The execution of it all was pretty masterful in truth, they couldn’t have done a better job if they tried. Aries defeated Roode in a great match and it felt like a legitimately big moment. Aries went from the bottom to the top in exactly one year. Sadly, his title reign got mixed in with Aces and 8s nonsense, all the momentum he spent a year building up was soon squandered and TNA felt the need to turn him heel right before his Bound For Glory match with Jeff Hardy. Aries hasn’t been used well since. They made a mess of it in the end, but it just shows that they can do things right if they stop getting in their own way.
AJ Styles vs. Magnus
January 9th, 2014
The significance of this match only seems to amplify with time. On the surface, it merely displays many of TNA’s worst qualities. Overbooked to the degree that it bordered on satire, what could have been a great match was simply an opportunity squandered. What made the match more notable is that it was A.J. Styles’ last match with the company. A.J. was always the wrestler TNA could fall back on. No matter how bad things got, A.J. was always the reliable pillar that TNA could go back to. But now A.J. was gone. The one man synonymous with the company, the man considered the face of the company, had left.

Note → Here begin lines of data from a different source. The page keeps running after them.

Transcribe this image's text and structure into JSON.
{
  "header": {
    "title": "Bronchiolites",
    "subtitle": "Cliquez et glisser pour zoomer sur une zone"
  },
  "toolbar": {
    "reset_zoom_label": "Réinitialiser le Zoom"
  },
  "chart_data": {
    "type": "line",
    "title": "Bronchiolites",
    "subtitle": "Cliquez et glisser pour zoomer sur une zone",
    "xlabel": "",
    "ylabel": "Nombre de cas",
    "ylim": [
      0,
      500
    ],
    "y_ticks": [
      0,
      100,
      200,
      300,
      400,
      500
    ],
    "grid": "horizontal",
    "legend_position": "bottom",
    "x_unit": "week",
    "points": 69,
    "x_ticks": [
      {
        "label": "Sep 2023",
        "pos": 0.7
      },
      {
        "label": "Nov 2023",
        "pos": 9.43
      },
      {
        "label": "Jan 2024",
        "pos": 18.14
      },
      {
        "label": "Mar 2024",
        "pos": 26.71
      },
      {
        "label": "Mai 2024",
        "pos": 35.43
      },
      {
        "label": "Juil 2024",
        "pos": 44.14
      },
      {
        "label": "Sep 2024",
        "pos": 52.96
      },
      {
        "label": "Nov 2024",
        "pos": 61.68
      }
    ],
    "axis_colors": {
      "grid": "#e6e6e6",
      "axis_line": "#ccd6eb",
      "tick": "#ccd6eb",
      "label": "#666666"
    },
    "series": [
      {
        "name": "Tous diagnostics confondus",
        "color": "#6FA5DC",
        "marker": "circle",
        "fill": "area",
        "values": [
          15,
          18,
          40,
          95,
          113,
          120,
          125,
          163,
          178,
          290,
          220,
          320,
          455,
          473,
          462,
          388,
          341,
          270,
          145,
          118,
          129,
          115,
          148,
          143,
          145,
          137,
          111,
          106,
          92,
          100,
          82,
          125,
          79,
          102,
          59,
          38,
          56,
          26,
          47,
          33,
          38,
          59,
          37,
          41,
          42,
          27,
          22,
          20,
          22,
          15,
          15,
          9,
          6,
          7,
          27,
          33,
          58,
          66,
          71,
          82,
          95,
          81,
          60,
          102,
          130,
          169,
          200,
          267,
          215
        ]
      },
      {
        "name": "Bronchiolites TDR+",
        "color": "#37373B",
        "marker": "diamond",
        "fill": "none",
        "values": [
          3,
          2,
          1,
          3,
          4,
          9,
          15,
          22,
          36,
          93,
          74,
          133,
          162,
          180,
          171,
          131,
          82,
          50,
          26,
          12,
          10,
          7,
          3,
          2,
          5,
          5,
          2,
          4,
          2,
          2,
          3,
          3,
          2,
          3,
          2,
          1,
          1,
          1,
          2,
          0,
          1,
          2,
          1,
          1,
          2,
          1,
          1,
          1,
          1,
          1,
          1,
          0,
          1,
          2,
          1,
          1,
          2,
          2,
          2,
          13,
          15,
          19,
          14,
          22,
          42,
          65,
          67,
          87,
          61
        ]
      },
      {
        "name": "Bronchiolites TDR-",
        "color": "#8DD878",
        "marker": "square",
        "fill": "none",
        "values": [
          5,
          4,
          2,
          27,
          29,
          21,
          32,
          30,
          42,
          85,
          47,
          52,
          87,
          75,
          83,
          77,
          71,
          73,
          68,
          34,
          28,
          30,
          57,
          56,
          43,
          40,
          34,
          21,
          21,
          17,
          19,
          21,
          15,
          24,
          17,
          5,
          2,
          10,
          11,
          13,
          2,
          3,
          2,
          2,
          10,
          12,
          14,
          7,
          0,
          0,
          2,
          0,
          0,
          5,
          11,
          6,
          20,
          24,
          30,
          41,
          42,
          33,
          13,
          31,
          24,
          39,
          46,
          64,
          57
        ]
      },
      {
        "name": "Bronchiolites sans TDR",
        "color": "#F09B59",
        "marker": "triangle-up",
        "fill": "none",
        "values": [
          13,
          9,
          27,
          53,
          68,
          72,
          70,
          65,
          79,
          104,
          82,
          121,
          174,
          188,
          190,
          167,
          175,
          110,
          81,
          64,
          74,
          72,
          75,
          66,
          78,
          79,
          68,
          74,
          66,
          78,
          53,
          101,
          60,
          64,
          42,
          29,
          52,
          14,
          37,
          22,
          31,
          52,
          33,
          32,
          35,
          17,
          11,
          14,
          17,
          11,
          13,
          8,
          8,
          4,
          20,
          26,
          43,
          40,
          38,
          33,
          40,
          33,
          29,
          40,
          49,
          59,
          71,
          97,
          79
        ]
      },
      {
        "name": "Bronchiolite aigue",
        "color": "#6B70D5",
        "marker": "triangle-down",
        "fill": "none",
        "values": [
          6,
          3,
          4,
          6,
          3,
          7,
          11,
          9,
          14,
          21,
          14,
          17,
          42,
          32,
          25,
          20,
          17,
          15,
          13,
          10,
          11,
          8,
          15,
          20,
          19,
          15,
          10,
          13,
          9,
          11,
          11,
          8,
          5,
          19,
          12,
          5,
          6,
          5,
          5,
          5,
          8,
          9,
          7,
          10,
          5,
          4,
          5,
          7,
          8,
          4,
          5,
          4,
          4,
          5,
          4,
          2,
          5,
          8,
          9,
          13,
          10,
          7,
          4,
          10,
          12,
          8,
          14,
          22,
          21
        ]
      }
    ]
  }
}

What does that say about the brand? The individual who people most associate with your brand considered it no longer worth it to toil away in TNA for less money and instead opted to go elsewhere. It turned out to be a great move for A.J., he had a tremendous year in 2014. For TNA though, they’ve been stuttering along ever since. Losing Hogan, or RVD, or even Sting was always going to happen eventually. Losing A.J. would have, at one stage, seemed unfathomable. TNA without A.J. Styles was a brand on its last legs. It should have been a wakeup call that something needed to change, that longstanding problems needed to be addressed, that the company needed to take a long, hard look at the way they did things and learn from the mistakes of the past. Those changes never came, and just look at what’s happened to TNA since.